Es kommt nicht oft vor, dass Flughafenchef Hartmut Mehdorn einen öffentlichen Auftritt hat und und die Anwesenden ihm erkennbar wohlgesonnen sind. Am Donnerstag war so eine Gelegenheit. Eine Frau und 15 Männer standen in einem Konferenzraum in Adlershof um Mehdorn herum und wirkten ganz beseelt. „Wir sind sehr froh, dass er diese Initiative ergriffen hat“, sagte einer von ihnen.

Der Vorstandschef der Flughafengesellschaft Berlin Brandenburg (FBB) hat sich nämlich zusammengetan mit seinen Kollegen, den Geschäftsführern von elf Flugplätzen für Privat- und Hobbyflieger rund um Berlin. Gemeinsam haben sie den Verein flyBB gegründet, um die Luftfahrt in Berlin und Brandenburg zu stärken. Mehdorn ist der Vorsitzende. „Wir wollen uns politisch besser einbringen“, sagte er.
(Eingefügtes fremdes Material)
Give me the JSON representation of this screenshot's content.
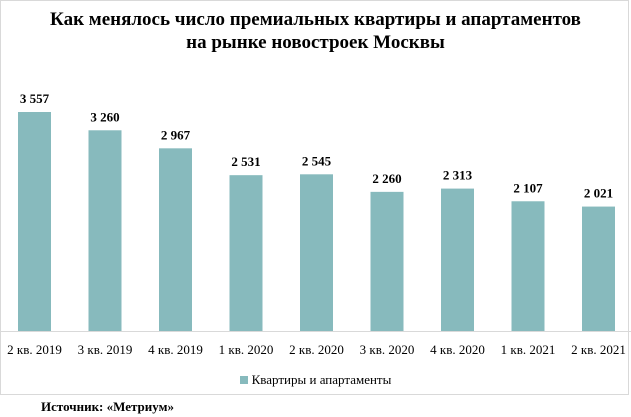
{
  "chart_data": {
    "type": "bar",
    "title_lines": [
      "Как менялось число премиальных квартиры и апартаментов",
      "на рынке новостроек  Москвы"
    ],
    "categories": [
      "2 кв. 2019",
      "3 кв. 2019",
      "4 кв. 2019",
      "1 кв. 2020",
      "2 кв. 2020",
      "3 кв. 2020",
      "4 кв. 2020",
      "1 кв. 2021",
      "2 кв. 2021"
    ],
    "series": [
      {
        "name": "Квартиры и апартаменты",
        "values": [
          3557,
          3260,
          2967,
          2531,
          2545,
          2260,
          2313,
          2107,
          2021
        ],
        "labels": [
          "3 557",
          "3 260",
          "2 967",
          "2 531",
          "2 545",
          "2 260",
          "2 313",
          "2 107",
          "2 021"
        ],
        "color": "#87babd"
      }
    ],
    "xlabel": "",
    "ylabel": "",
    "ylim": [
      0,
      3557
    ],
    "grid": false,
    "legend": "bottom-center"
  },
  "source": "Источник: «Метриум»"
}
Oft werde der Luftverkehr ja auf die CO2-Emissionen und den Lärm reduziert. Dabei ginge es um so viel mehr: um wirtschaftliche Entwicklung, um Freiheit, um den Traum vom Fliegen. „Viele kleine Flugplätze verschwinden still und leise, das wollen wir gemeinsam verhindern“, sagte Mehdorn.

Mehdorn: Kooperation ist nützlich

Tatsächlich treibt ihn wohl nicht nur persönliche Begeisterung für die Fliegerei um, sondern auch ein handfestes Interesse. Schon lange beklagt Mehdorn die zu erwartenden Kapazitätsprobleme am Großflughafen BER. Diese nehmen zu, wenn der Flughafen neben dem Linienverkehr auch Privatflieger abfertigen muss.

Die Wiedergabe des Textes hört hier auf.